On their latest outing Monde UFO feel both more aligned with pop and more outre than ever. More propulsive than their celebrated previous album, Flamingo Tower, spends less time bouncing between the poles of folk and dub, but in its shift it leaves smudges all over pop’s template. When the band locks into the strings and swing of “Samba 9” the vocals dive into the fuzz, dipping the song’s lush trappings in a vat of paint thinner. Corrosion seems to be a prevailing theme on the record, underscored by a pseudo-religious lyricism that adds a cultishness to their shrouded offerings. The record grabs genres with open arms, swung on hypnotic hues of bossa nova and draped with the trappings of lounge. The band refuses to commit to either of these, though, often letting a comfortably strung groove get torn apart by strains of psychedelic jazz or buffed brittle by a nice sandpapering of noise.

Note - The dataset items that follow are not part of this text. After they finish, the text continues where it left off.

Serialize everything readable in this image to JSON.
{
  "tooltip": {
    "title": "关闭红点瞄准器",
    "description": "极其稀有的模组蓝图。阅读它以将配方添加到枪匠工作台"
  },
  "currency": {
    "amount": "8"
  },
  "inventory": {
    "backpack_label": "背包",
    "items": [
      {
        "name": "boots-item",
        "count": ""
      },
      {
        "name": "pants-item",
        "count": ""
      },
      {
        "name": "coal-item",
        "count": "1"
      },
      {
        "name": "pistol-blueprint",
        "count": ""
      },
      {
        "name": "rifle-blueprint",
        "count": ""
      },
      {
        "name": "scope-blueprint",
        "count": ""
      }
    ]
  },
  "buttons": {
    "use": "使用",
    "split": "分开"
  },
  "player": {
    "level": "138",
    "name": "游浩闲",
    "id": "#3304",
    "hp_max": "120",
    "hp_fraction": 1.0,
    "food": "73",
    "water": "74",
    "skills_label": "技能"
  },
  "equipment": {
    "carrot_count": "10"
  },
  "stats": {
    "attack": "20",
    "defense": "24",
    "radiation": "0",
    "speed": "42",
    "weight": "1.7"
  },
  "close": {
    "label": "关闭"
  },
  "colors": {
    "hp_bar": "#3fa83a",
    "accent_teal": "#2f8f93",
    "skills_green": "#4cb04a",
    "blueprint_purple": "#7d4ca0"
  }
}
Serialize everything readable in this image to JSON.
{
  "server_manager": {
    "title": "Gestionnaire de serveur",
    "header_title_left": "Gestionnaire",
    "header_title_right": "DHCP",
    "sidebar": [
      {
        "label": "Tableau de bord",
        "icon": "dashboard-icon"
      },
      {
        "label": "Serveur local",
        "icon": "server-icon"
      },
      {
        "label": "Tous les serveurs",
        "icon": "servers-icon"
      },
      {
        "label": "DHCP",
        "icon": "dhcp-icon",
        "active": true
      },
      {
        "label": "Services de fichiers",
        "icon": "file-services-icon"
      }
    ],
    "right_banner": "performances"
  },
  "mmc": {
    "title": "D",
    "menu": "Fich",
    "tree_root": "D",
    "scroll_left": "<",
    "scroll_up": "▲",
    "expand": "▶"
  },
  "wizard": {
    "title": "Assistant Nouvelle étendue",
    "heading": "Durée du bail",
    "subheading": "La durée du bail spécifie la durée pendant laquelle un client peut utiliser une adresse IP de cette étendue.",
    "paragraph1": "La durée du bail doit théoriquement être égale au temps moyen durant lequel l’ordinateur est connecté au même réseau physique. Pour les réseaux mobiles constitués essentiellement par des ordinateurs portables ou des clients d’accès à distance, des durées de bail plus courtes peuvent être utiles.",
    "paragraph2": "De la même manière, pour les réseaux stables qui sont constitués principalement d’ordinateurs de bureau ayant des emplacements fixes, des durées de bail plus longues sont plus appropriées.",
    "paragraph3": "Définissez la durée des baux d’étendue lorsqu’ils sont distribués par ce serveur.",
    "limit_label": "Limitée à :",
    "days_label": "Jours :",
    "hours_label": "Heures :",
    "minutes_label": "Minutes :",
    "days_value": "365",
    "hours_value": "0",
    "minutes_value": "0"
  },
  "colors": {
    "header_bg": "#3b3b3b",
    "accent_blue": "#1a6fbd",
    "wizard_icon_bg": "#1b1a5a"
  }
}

The occult incarnations of the vocal numbers are broken up by a run of instrumentals that serve less as connective tissue than as alternate dimension escapades into library and film music. The pieces feel caught in the b-movie excesses of Jean-Bernard Raiteux or Jean Rollin, slinking and stalking through the night with spectral sensuality. The whole album has the feel of a cinema in silhouette — murky outlines only hinting at the depths of the band’s meanings and manifestations. On Flamingo Tower the band prove there’s no need to play it straight. They hook listeners with snippets of pop, shiny lures that drag the listener into an underground wonderland of fuzz, froth, decadence, and degradation.